Position des Reformjudentums[Bearbeiten | Quelltext bearbeiten]

Das liberale Judentum modernisierte die traditionellen Gottesdienste, unter anderem, indem Elemente daraus entfernt wurden, die symbolisch die Opferhandlungen im Tempel ersetzen sollten (Musaf-Gebet). Denn ein Neubau des Jerusalemer Tempels und eine Wiederaufnahme der Tieropfer war für die Reformer kein Ziel. Bei der Gründung der ersten US-amerikanischen Reformgemeinde in Charleston 1825 wurde diese neue Ausrichtung so formuliert: „Dieses Land ist unser Palästina, diese Stadt ist unser Jerusalem, dieses Gotteshaus ist unser Tempel.“[111] Deshalb werden Synagogen im liberalen Judentum als Tempel bezeichnet.

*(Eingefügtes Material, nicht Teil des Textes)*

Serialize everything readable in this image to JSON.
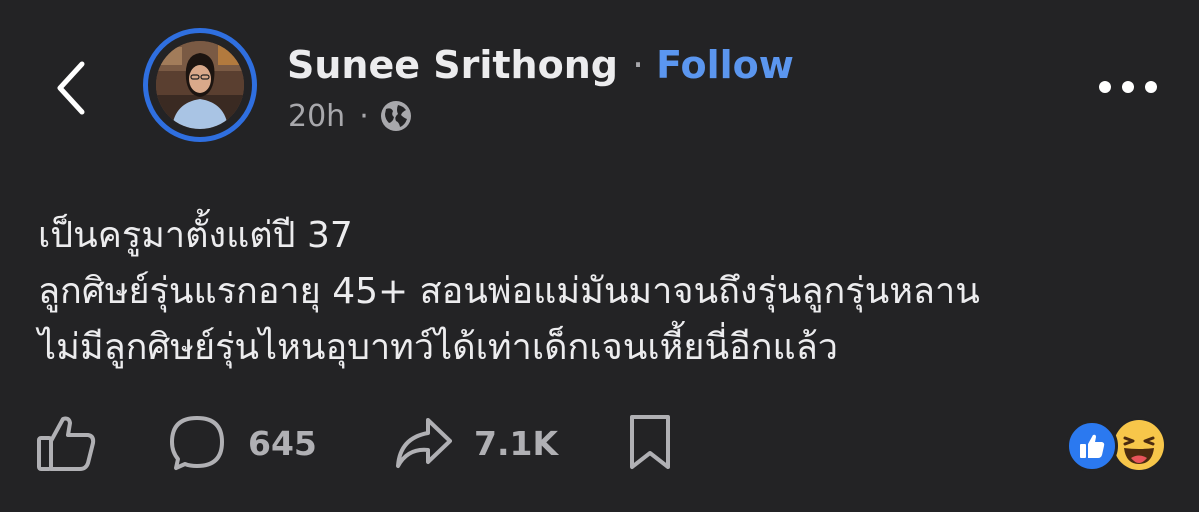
{
  "header": {
    "author_name": "Sunee Srithong",
    "separator": "·",
    "follow_label": "Follow",
    "time": "20h",
    "meta_separator": "·",
    "privacy_icon": "globe-icon",
    "back_icon": "chevron-left-icon",
    "more_icon": "more-horizontal-icon"
  },
  "post": {
    "lines": [
      "เป็นครูมาตั้งแต่ปี 37",
      "ลูกศิษย์รุ่นแรกอายุ 45+ สอนพ่อแม่มันมาจนถึงรุ่นลูกรุ่นหลาน",
      "ไม่มีลูกศิษย์รุ่นไหนอุบาทว์ได้เท่าเด็กเจนเหี้ยนี่อีกแล้ว"
    ]
  },
  "actions": {
    "like_icon": "thumbs-up-icon",
    "comment_icon": "comment-icon",
    "comment_count": "645",
    "share_icon": "share-icon",
    "share_count": "7.1K",
    "save_icon": "bookmark-icon",
    "reactions": [
      "like",
      "haha"
    ]
  },
  "colors": {
    "background": "#232325",
    "text": "#ececee",
    "secondary_text": "#a8a8ac",
    "link": "#5b96ef",
    "avatar_ring": "#2f6fe0",
    "like_reaction": "#2b79f0",
    "haha_reaction": "#f7c64a"
  }
}
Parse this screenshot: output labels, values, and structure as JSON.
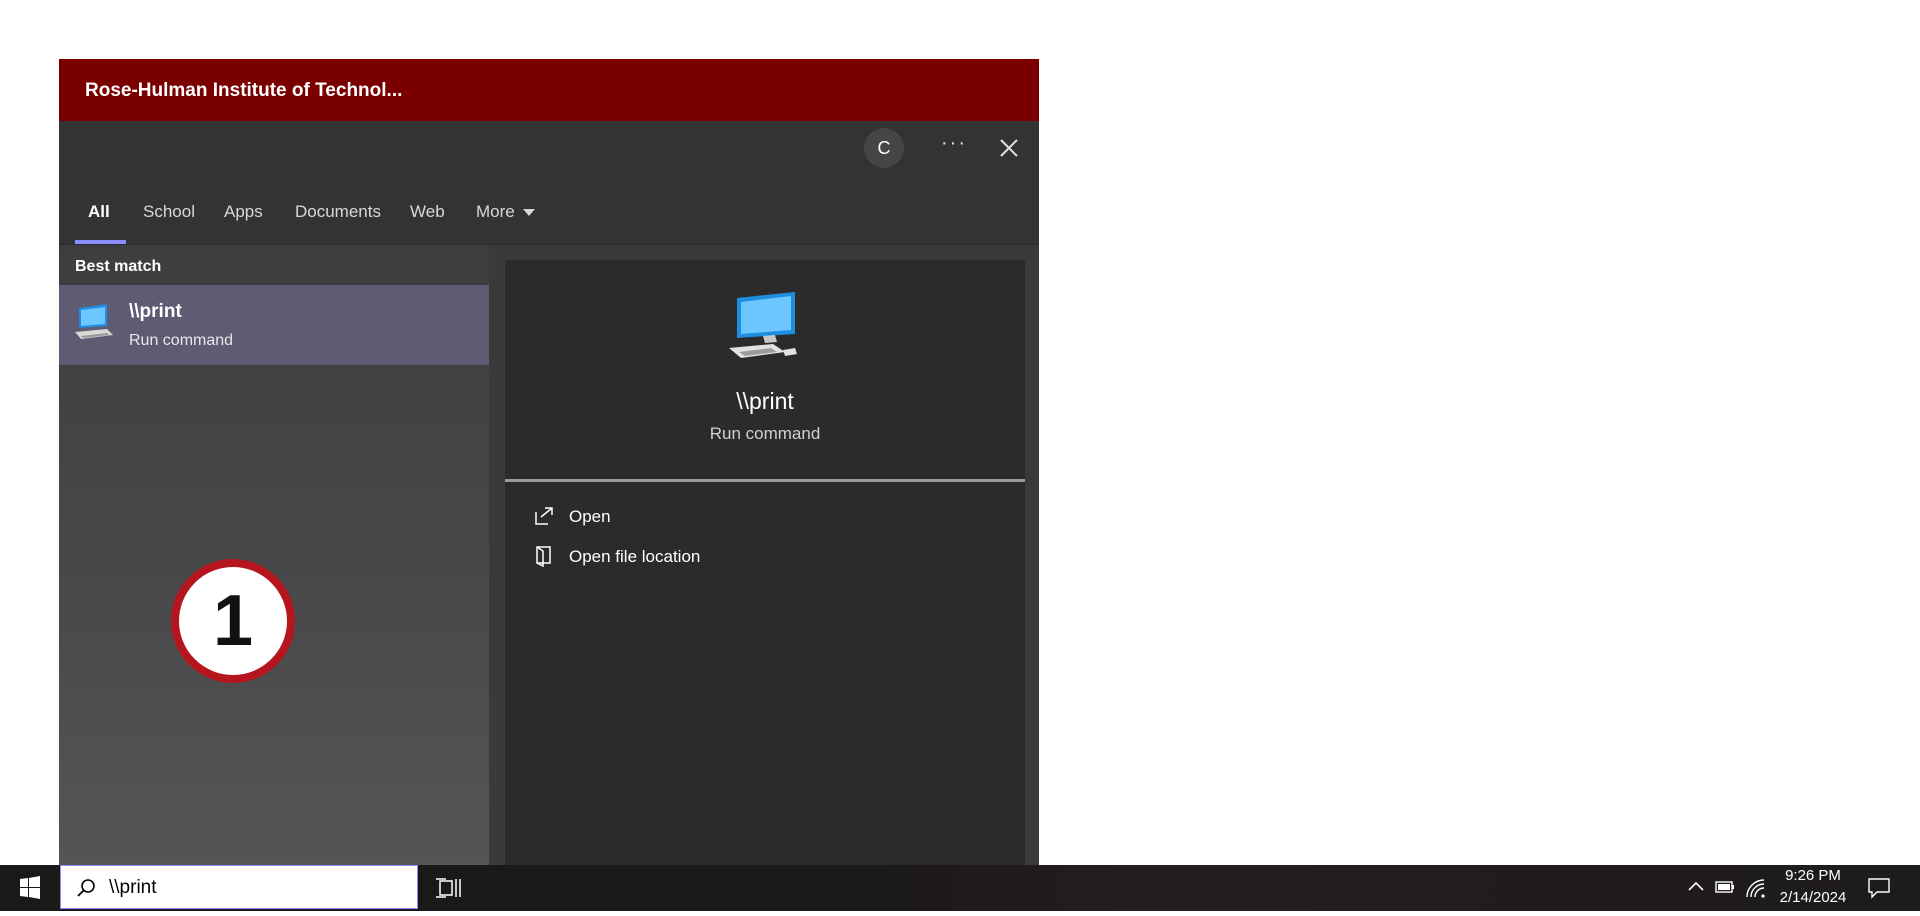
{
  "search_flyout": {
    "org_title": "Rose-Hulman Institute of Technol...",
    "tabs": [
      {
        "label": "All",
        "active": true
      },
      {
        "label": "School"
      },
      {
        "label": "Apps"
      },
      {
        "label": "Documents"
      },
      {
        "label": "Web"
      },
      {
        "label": "More"
      }
    ],
    "loading_glyph": "C",
    "more_options_glyph": "···",
    "best_match_label": "Best match",
    "best_match": {
      "name": "\\\\print",
      "type": "Run command"
    },
    "preview": {
      "name": "\\\\print",
      "type": "Run command"
    },
    "actions": [
      {
        "label": "Open",
        "icon": "open-external-icon"
      },
      {
        "label": "Open file location",
        "icon": "file-location-icon"
      }
    ]
  },
  "annotation": {
    "step_number": "1"
  },
  "taskbar": {
    "search_value": "\\\\print",
    "time": "9:26 PM",
    "date": "2/14/2024"
  },
  "colors": {
    "org_bar": "#7a0000",
    "selected_result": "#5e5b73",
    "tab_accent": "#8b8dff",
    "step_badge_ring": "#b5161e"
  }
}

Der älteste Reformtempel war der 1810 eingeweihte Jacobstempel in Seesen; 1844 wurde in Hamburg der Neue Israelitische Tempel in der Poolstraße eingeweiht.

Heiligkeit des Tempelgeländes[Bearbeiten | Quelltext bearbeiten]

Das Oberrabbinat von Israel verbietet Juden den Besuch des gesamten Tempelbergs (Har haBajit).
Besucher des Tempelbergs mit Kippot und Zizit

Schon in der Tempelrolle von Qumran und in der Mischna (Kelim I) wird ein Programm abgestufter Heiligkeit entfaltet. Es gelten in den verschiedenen Bereichen jeweils entsprechende rituelle Reinheitsvorschriften:[112]

  1. Allerheiligstes. Wo sich das Allerheiligste genau befand, ist nicht bekannt. Manche vermuten, dass es über dem freiliegenden Felsen errichtet war, der sich im Zentrum des Felsendoms befindet.[113]
  2. Tempelhaus (Hechal)
  3. Brandopferaltarbereich, Vorhof der Priester
  4. Vorhof der Männer
  5. Vorhof der Frauen
  6. Tempelberg (Har haBajit)
  7. Stadt Jerusalem
  8. Umgebung Jerusalems
  9. Befestigte Städte des Heiligen Landes
  10. Heiliges Land.

Auch nach der Tempelzerstörung sind diese Abstufungen der Heiligkeit für religiöse Juden von Bedeutung. Daraus folgt, dass Betretungstabus für den Tempelberg beachtet werden.

Orte der Kategorie 1 bis 5 dürfen nicht von Personen betreten werden, die im Zustand der Totenunreinheit sind. Zu ihrer rituellen Reinigung wäre nach Num 19,17 EU ein Reinigungswasser (מֵי נִדָּה me nidda Mischung aus Wasser und Asche) erforderlich. Die Asche wird nach Num 19,6 EU aus dem Verbrennen einer rituell geschlachteten, fehlerfreien roten Kuh (פָּרָה אֲדֻמָּה para adumma) gewonnen. Die Anforderungen an dieses Tier sind aber in der rabbinischen Literatur so heraufgesetzt worden, dass es nach der Mischna (Para III,5) seit der Zeit Esras nur sieben rote Kühe gegeben haben soll. Bald nach der Zerstörung des Tempels konnte das Reinigungsritual nicht mehr vollzogen werden.[114]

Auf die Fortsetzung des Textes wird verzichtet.